Die Leidenschaft für Motorsport steckt bei der Landgraf Group in der DNA. Mit der Teilnahme an den deutschen GT‑Meisterschaften erreichen die Logistiker ein neues Niveau.
Die Rennen mit der Mamba.
„Wir fangen hier nicht bei null an“, sagt Tom Herzmann, der im Management der Landgraf Group tätig ist. Das Unternehmen hat sich auf Logistik, Lagerung und Transport spezialisiert. Zum Brot- und Buttergeschäft gehört zum Beispiel ein Linienverkehr zwischen dem norddeutschen Buxtehude und dem Firmenstandort Gensingen in Rheinhessen, wo den Logistikern große Flächen für Lagerung und Kommissionierung zur Verfügung stehen. Für Tom Herzmann geht es heute aber um eine ganz andere Leidenschaft: Mit der Teilnahme an den ADAC GT Masters erreicht die Motorsportsparte der Landgraf Group ein neues Level. 20 Teams mit Supersportwagen verschiedener Hersteller konkurrieren in dieser Rennserie. Acht Wochen hatte das Team Zeit, sich auf die Saison vorzubereiten. Der Aufwand hat sich gelohnt: Schon beim Rennauftakt in Oschersleben feierte es den ersten Sieg.

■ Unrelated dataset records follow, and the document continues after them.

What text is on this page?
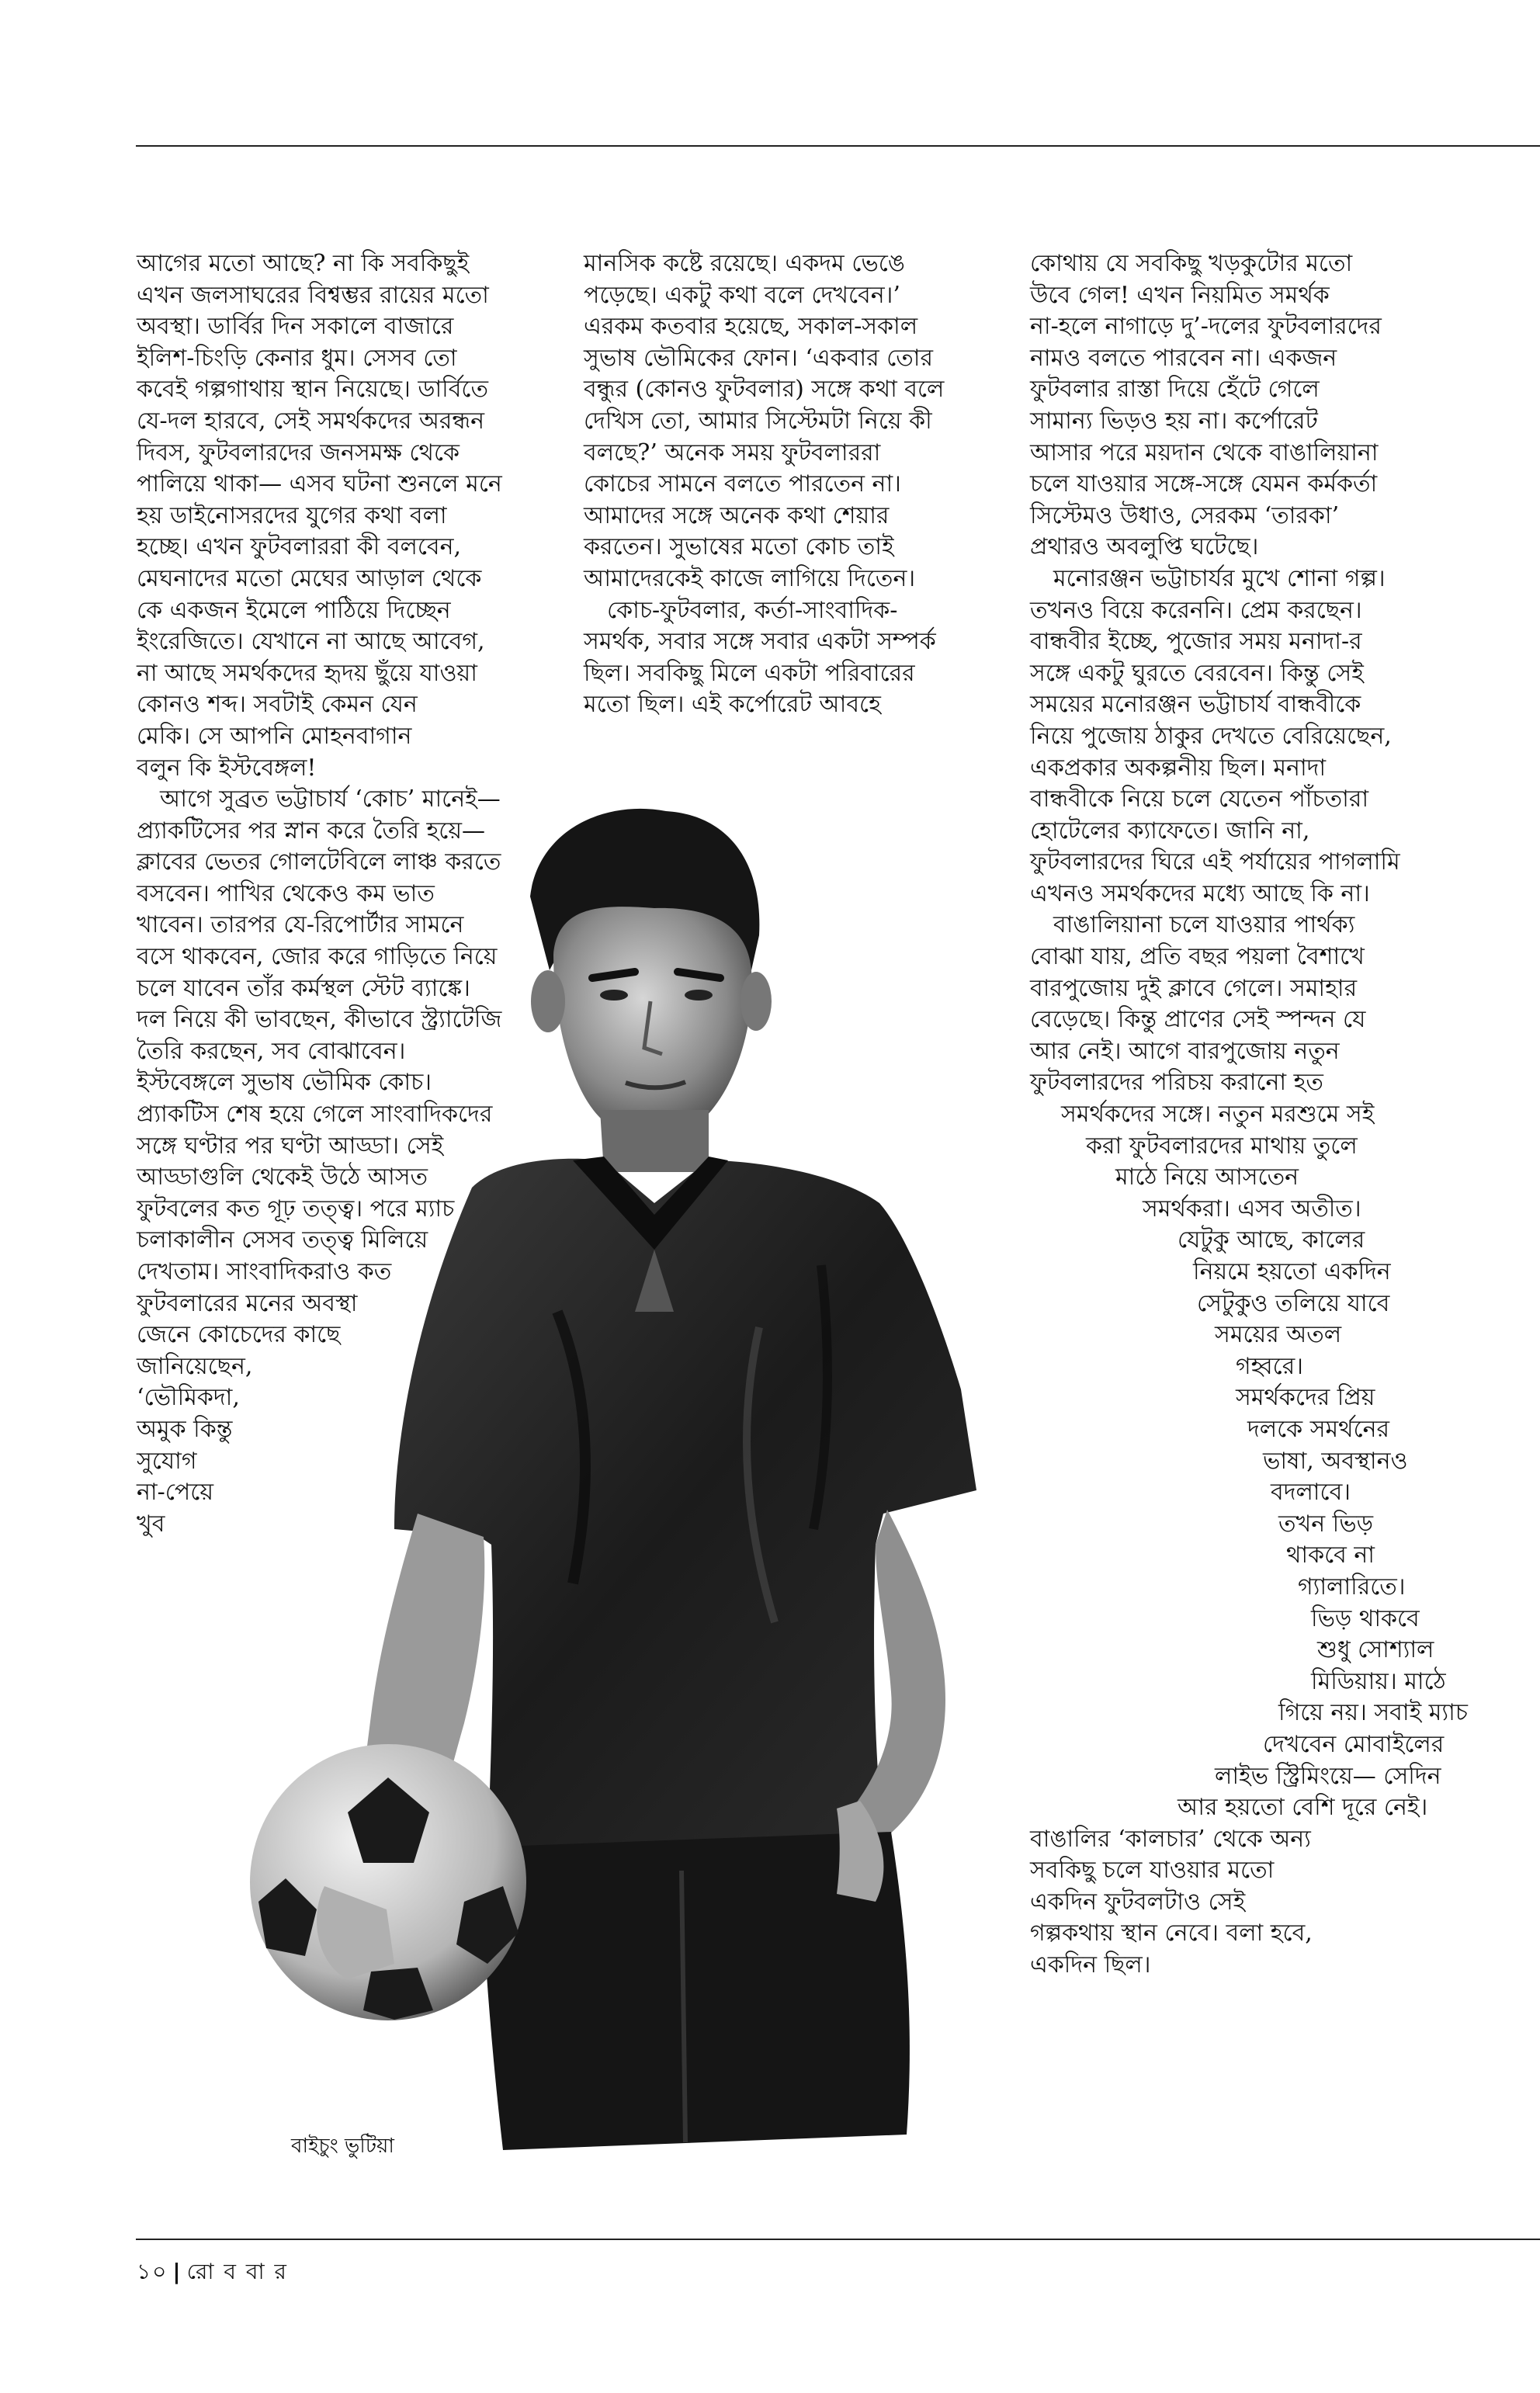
আগের মতো আছে? না কি সবকিছুই
এখন জলসাঘরের বিশ্বম্ভর রায়ের মতো
অবস্থা। ডার্বির দিন সকালে বাজারে
ইলিশ-চিংড়ি কেনার ধুম। সেসব তো
কবেই গল্পগাথায় স্থান নিয়েছে। ডার্বিতে
যে-দল হারবে, সেই সমর্থকদের অরন্ধন
দিবস, ফুটবলারদের জনসমক্ষ থেকে
পালিয়ে থাকা— এসব ঘটনা শুনলে মনে
হয় ডাইনোসরদের যুগের কথা বলা
হচ্ছে। এখন ফুটবলাররা কী বলবেন,
মেঘনাদের মতো মেঘের আড়াল থেকে
কে একজন ইমেলে পাঠিয়ে দিচ্ছেন
ইংরেজিতে। যেখানে না আছে আবেগ,
না আছে সমর্থকদের হৃদয় ছুঁয়ে যাওয়া
কোনও শব্দ। সবটাই কেমন যেন
মেকি। সে আপনি মোহনবাগান
বলুন কি ইস্টবেঙ্গল!

আগে সুব্রত ভট্টাচার্য ‘কোচ’ মানেই—
প্র্যাকটিসের পর স্নান করে তৈরি হয়ে—
ক্লাবের ভেতর গোলটেবিলে লাঞ্চ করতে
বসবেন। পাখির থেকেও কম ভাত
খাবেন। তারপর যে-রিপোর্টার সামনে
বসে থাকবেন, জোর করে গাড়িতে নিয়ে
চলে যাবেন তাঁর কর্মস্থল স্টেট ব্যাঙ্কে।
দল নিয়ে কী ভাবছেন, কীভাবে স্ট্র্যাটেজি
তৈরি করছেন, সব বোঝাবেন।
ইস্টবেঙ্গলে সুভাষ ভৌমিক কোচ।
প্র্যাকটিস শেষ হয়ে গেলে সাংবাদিকদের
সঙ্গে ঘণ্টার পর ঘণ্টা আড্ডা। সেই
আড্ডাগুলি থেকেই উঠে আসত
ফুটবলের কত গূঢ় তত্ত্ব। পরে ম্যাচ
চলাকালীন সেসব তত্ত্ব মিলিয়ে
দেখতাম। সাংবাদিকরাও কত
ফুটবলারের মনের অবস্থা
জেনে কোচেদের কাছে
জানিয়েছেন,
‘ভৌমিকদা,
অমুক কিন্তু
সুযোগ
না-পেয়ে
খুব

মানসিক কষ্টে রয়েছে। একদম ভেঙে
পড়েছে। একটু কথা বলে দেখবেন।’
এরকম কতবার হয়েছে, সকাল-সকাল
সুভাষ ভৌমিকের ফোন। ‘একবার তোর
বন্ধুর (কোনও ফুটবলার) সঙ্গে কথা বলে
দেখিস তো, আমার সিস্টেমটা নিয়ে কী
বলছে?’ অনেক সময় ফুটবলাররা
কোচের সামনে বলতে পারতেন না।
আমাদের সঙ্গে অনেক কথা শেয়ার
করতেন। সুভাষের মতো কোচ তাই
আমাদেরকেই কাজে লাগিয়ে দিতেন।

কোচ-ফুটবলার, কর্তা-সাংবাদিক-
সমর্থক, সবার সঙ্গে সবার একটা সম্পর্ক
ছিল। সবকিছু মিলে একটা পরিবারের
মতো ছিল। এই কর্পোরেট আবহে

কোথায় যে সবকিছু খড়কুটোর মতো
উবে গেল! এখন নিয়মিত সমর্থক
না-হলে নাগাড়ে দু’-দলের ফুটবলারদের
নামও বলতে পারবেন না। একজন
ফুটবলার রাস্তা দিয়ে হেঁটে গেলে
সামান্য ভিড়ও হয় না। কর্পোরেট
আসার পরে ময়দান থেকে বাঙালিয়ানা
চলে যাওয়ার সঙ্গে-সঙ্গে যেমন কর্মকর্তা
সিস্টেমও উধাও, সেরকম ‘তারকা’
প্রথারও অবলুপ্তি ঘটেছে।

মনোরঞ্জন ভট্টাচার্যর মুখে শোনা গল্প।
তখনও বিয়ে করেননি। প্রেম করছেন।
বান্ধবীর ইচ্ছে, পুজোর সময় মনাদা-র
সঙ্গে একটু ঘুরতে বেরবেন। কিন্তু সেই
সময়ের মনোরঞ্জন ভট্টাচার্য বান্ধবীকে
নিয়ে পুজোয় ঠাকুর দেখতে বেরিয়েছেন,
একপ্রকার অকল্পনীয় ছিল। মনাদা
বান্ধবীকে নিয়ে চলে যেতেন পাঁচতারা
হোটেলের ক্যাফেতে। জানি না,
ফুটবলারদের ঘিরে এই পর্যায়ের পাগলামি
এখনও সমর্থকদের মধ্যে আছে কি না।

বাঙালিয়ানা চলে যাওয়ার পার্থক্য
বোঝা যায়, প্রতি বছর পয়লা বৈশাখে
বারপুজোয় দুই ক্লাবে গেলে। সমাহার
বেড়েছে। কিন্তু প্রাণের সেই স্পন্দন যে
আর নেই। আগে বারপুজোয় নতুন
ফুটবলারদের পরিচয় করানো হত
সমর্থকদের সঙ্গে। নতুন মরশুমে সই
করা ফুটবলারদের মাথায় তুলে
মাঠে নিয়ে আসতেন
সমর্থকরা। এসব অতীত।
যেটুকু আছে, কালের
নিয়মে হয়তো একদিন
সেটুকুও তলিয়ে যাবে
সময়ের অতল
গহ্বরে।

সমর্থকদের প্রিয়
দলকে সমর্থনের
ভাষা, অবস্থানও
বদলাবে।
তখন ভিড়
থাকবে না
গ্যালারিতে।
ভিড় থাকবে
শুধু সোশ্যাল
মিডিয়ায়। মাঠে
গিয়ে নয়। সবাই ম্যাচ
দেখবেন মোবাইলের
লাইভ স্ট্রিমিংয়ে— সেদিন
আর হয়তো বেশি দূরে নেই।
বাঙালির ‘কালচার’ থেকে অন্য
সবকিছু চলে যাওয়ার মতো
একদিন ফুটবলটাও সেই
গল্পকথায় স্থান নেবে। বলা হবে,
একদিন ছিল।

বাইচুং ভুটিয়া
১০ | রো ব বা র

Auf Herzmanns Schreibtisch stehen sechs Miniatur-Actros im Modellformat. Der Bayer kam als Logistiker zum Motorsport und fuhr gelegentlich auch Lkw. Mit der Zeit übernahm er immer mehr Aufgaben – bis ihn Klaus Landgraf in sein Unternehmen holte.
Fahrerlager, Automobilausstellung und Büro.

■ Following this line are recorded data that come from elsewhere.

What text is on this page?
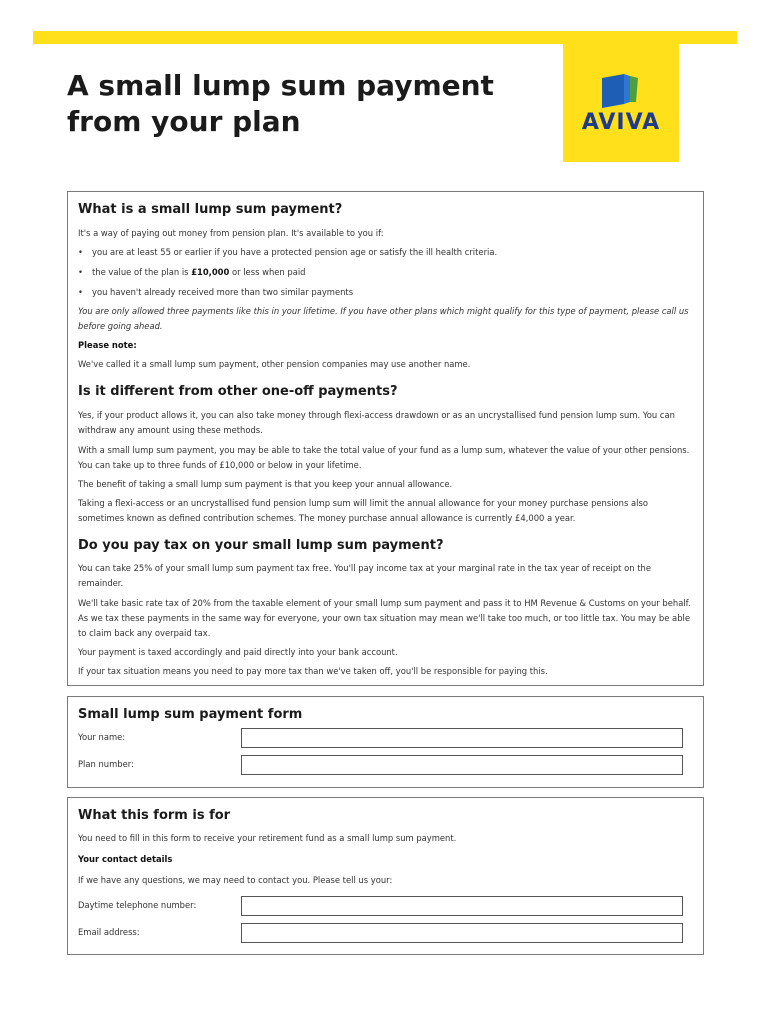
AVIVA
A small lump sum payment
from your plan
What is a small lump sum payment?

It's a way of paying out money from pension plan. It's available to you if:

• you are at least 55 or earlier if you have a protected pension age or satisfy the ill health criteria.
• the value of the plan is £10,000 or less when paid
• you haven't already received more than two similar payments

You are only allowed three payments like this in your lifetime. If you have other plans which might qualify for this type of payment, please call us before going ahead.

Please note:

We've called it a small lump sum payment, other pension companies may use another name.

Is it different from other one-off payments?

Yes, if your product allows it, you can also take money through flexi-access drawdown or as an uncrystallised fund pension lump sum. You can withdraw any amount using these methods.

With a small lump sum payment, you may be able to take the total value of your fund as a lump sum, whatever the value of your other pensions. You can take up to three funds of £10,000 or below in your lifetime.

The benefit of taking a small lump sum payment is that you keep your annual allowance.

Taking a flexi-access or an uncrystallised fund pension lump sum will limit the annual allowance for your money purchase pensions also sometimes known as defined contribution schemes. The money purchase annual allowance is currently £4,000 a year.

Do you pay tax on your small lump sum payment?

You can take 25% of your small lump sum payment tax free. You'll pay income tax at your marginal rate in the tax year of receipt on the remainder.

We'll take basic rate tax of 20% from the taxable element of your small lump sum payment and pass it to HM Revenue & Customs on your behalf. As we tax these payments in the same way for everyone, your own tax situation may mean we'll take too much, or too little tax. You may be able to claim back any overpaid tax.

Your payment is taxed accordingly and paid directly into your bank account.

If your tax situation means you need to pay more tax than we've taken off, you'll be responsible for paying this.

Small lump sum payment form
Your name:
Plan number:
What this form is for

You need to fill in this form to receive your retirement fund as a small lump sum payment.

Your contact details

If we have any questions, we may need to contact you. Please tell us your:

Daytime telephone number:
Email address:
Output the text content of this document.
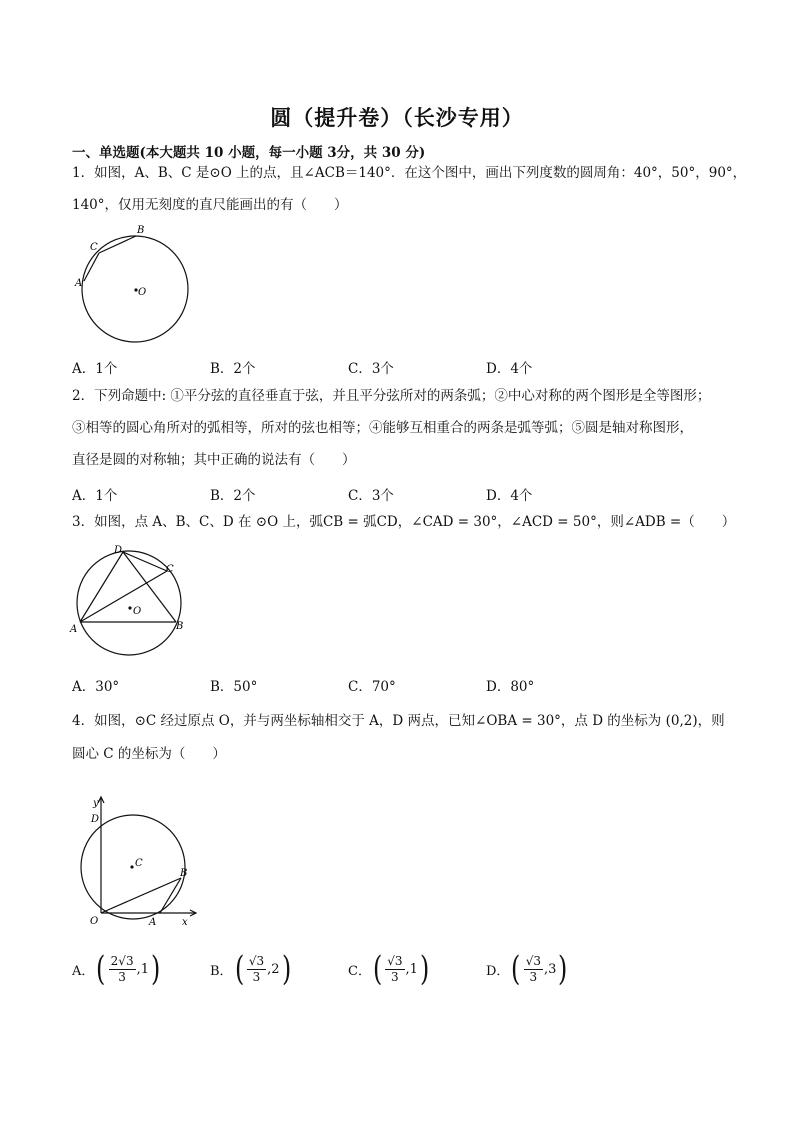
圆（提升卷）（长沙专用）
一、单选题(本大题共 10 小题，每一小题 3分，共 30 分)
1．如图，A、B、C 是⊙O 上的点，且∠ACB＝140°．在这个图中，画出下列度数的圆周角：40°，50°，90°，
140°，仅用无刻度的直尺能画出的有（　　）
A
C
B
O
A．1个	B．2个	C．3个	D．4个
2．下列命题中: ①平分弦的直径垂直于弦，并且平分弦所对的两条弧；②中心对称的两个图形是全等图形；
③相等的圆心角所对的弧相等，所对的弦也相等；④能够互相重合的两条是弧等弧；⑤圆是轴对称图形，
直径是圆的对称轴；其中正确的说法有（　　）
A．1个	B．2个	C．3个	D．4个
3．如图，点 A、B、C、D 在 ⊙O 上，弧CB = 弧CD，∠CAD = 30°，∠ACD = 50°，则∠ADB =（　　）
A	B
C
D
O
A．30°	B．50°	C．70°	D．80°
4．如图，⊙C 经过原点 O，并与两坐标轴相交于 A，D 两点，已知∠OBA = 30°，点 D 的坐标为 (0,2)，则
圆心 C 的坐标为（　　）
y
x
D
C
B
O	A
A． ( $\frac{2√3}{3} ,1$ )	B． ( $\frac{√3}{3} ,2$ )	C． ( $\frac{√3}{3} ,1$ )	D． ( $\frac{√3}{3} ,3$ )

Der Unternehmenssitz wie auch der Sitz des Rennteams liegen in der Nähe von Mainz, ganz unspektakulär zwischen einem Baumarkt und einem Fast-Food-Restaurant. Vor dem Gebäude parken jetzt zwei Actros samt Racetrailer, einer davon als Drive‑in. Innen sieht es aus wie eine Mischung aus Fahrerlager, Automobilausstellung und Büro. Der Rennwagen parkt zehn Meter von Herzmanns Schreibtisch entfernt. Die „Mamba“, so heißt der knallgelbe Mercedes‑AMG GT3 Evo in der Rennserie, ist ein V8 mit 404 kW und 650 Newtonmetern, der in etwa drei Sekunden von null auf 100 beschleunigt. Reifen, Seitenteile und Auspuffrohre des Autos sind noch nicht montiert. Mechaniker bereiten ihn für die nächsten Tests vor, in drei Stunden will das Team am Hockenheimring sein.

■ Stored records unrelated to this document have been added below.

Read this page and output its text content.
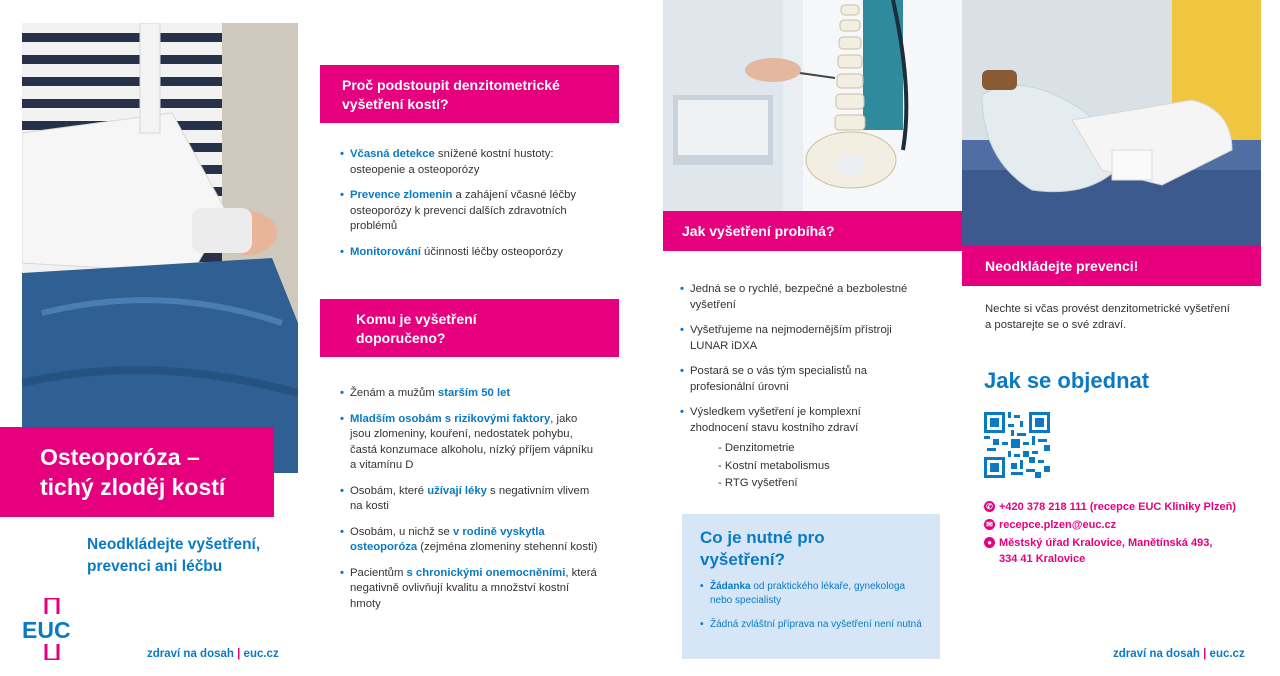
Osteoporóza –
tichý zloděj kostí
Neodkládejte vyšetření,
prevenci ani léčbu
EUC
zdraví na dosah | euc.cz
Proč podstoupit denzitometrické
vyšetření kostí?
• Včasná detekce snížené kostní hustoty: osteopenie a osteoporózy
• Prevence zlomenin a zahájení včasné léčby osteoporózy k prevenci dalších zdravotních problémů
• Monitorování účinnosti léčby osteoporózy
Komu je vyšetření
doporučeno?
• Ženám a mužům starším 50 let
• Mladším osobám s rizikovými faktory, jako jsou zlomeniny, kouření, nedostatek pohybu, častá konzumace alkoholu, nízký příjem vápníku a vitamínu D
• Osobám, které užívají léky s negativním vlivem na kosti
• Osobám, u nichž se v rodině vyskytla osteoporóza (zejména zlomeniny stehenní kosti)
• Pacientům s chronickými onemocněními, která negativně ovlivňují kvalitu a množství kostní hmoty
Jak vyšetření probíhá?
• Jedná se o rychlé, bezpečné a bezbolestné vyšetření
• Vyšetřujeme na nejmodernějším přístroji LUNAR iDXA
• Postará se o vás tým specialistů na profesionální úrovni
• Výsledkem vyšetření je komplexní zhodnocení stavu kostního zdraví
- Denzitometrie
- Kostní metabolismus
- RTG vyšetření
Co je nutné pro
vyšetření?
• Žádanka od praktického lékaře, gynekologa nebo specialisty
• Žádná zvláštní příprava na vyšetření není nutná
Neodkládejte prevenci!
Nechte si včas provést denzitometrické vyšetření a postarejte se o své zdraví.
Jak se objednat
✆ +420 378 218 111 (recepce EUC Kliniky Plzeň)
✉ recepce.plzen@euc.cz
● Městský úřad Kralovice, Manětínská 493,
334 41 Kralovice
zdraví na dosah | euc.cz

Spagat zwischen Motorsport und Logistik.
Der Rennsport ist bei Landgraf allgegenwärtig. Dennoch ist die Gruppe in erster Linie ein Logistikunternehmen mit 450 Mitarbeitern, 150.000 Quadratmeter Lagerfläche und 40 Sattelzügen. Depotpack, der Logistikdienstleister der Firmengruppe, erwirtschaftet jährlich einen Umsatz von 35 Millionen Euro.
Die 20 Actros sind nicht nur Transportmittel, sondern auch ein Aushängeschild der Firma. Alle drei Jahre wird die Flotte erneuert. „Um den Fahrern einen guten Arbeitsplatz zu bieten und um einen perfekten Eindruck zu hinterlassen“, sagt Herzmann. Perfekt soll auch der Auftritt im Motorsport sein. „Wir leben den Spagat zwischen Logistik und Motorsport“, so Herzmann weiter. „Das Renn-Projekt ist natürlich viel kleiner, kostet aber trotzdem Nerven.“
„Wir machen unsere Hausaufgaben. Und die machen wir perfekt.“
Was er meint, versteht man, sobald man sich zwischen den Schreibtischen und der Werkstatt aufhält. Die Stimmung ist angespannt. Ein Telefonat ohne Verabschiedung, ein offenbar gestresster Chef-Mechaniker und ein Teammanager, der wie ferngesteuert zwischen Werkstatt und der Ostseite der Halle hin und her pendelt. Klaus Landgraf und Tom Herzmann starren auf ihre Laptops. Eben wurde hier noch laut diskutiert.
20
Teams gehen in der Rennserie um die Deutsche GT‑Meisterschaft an den Start.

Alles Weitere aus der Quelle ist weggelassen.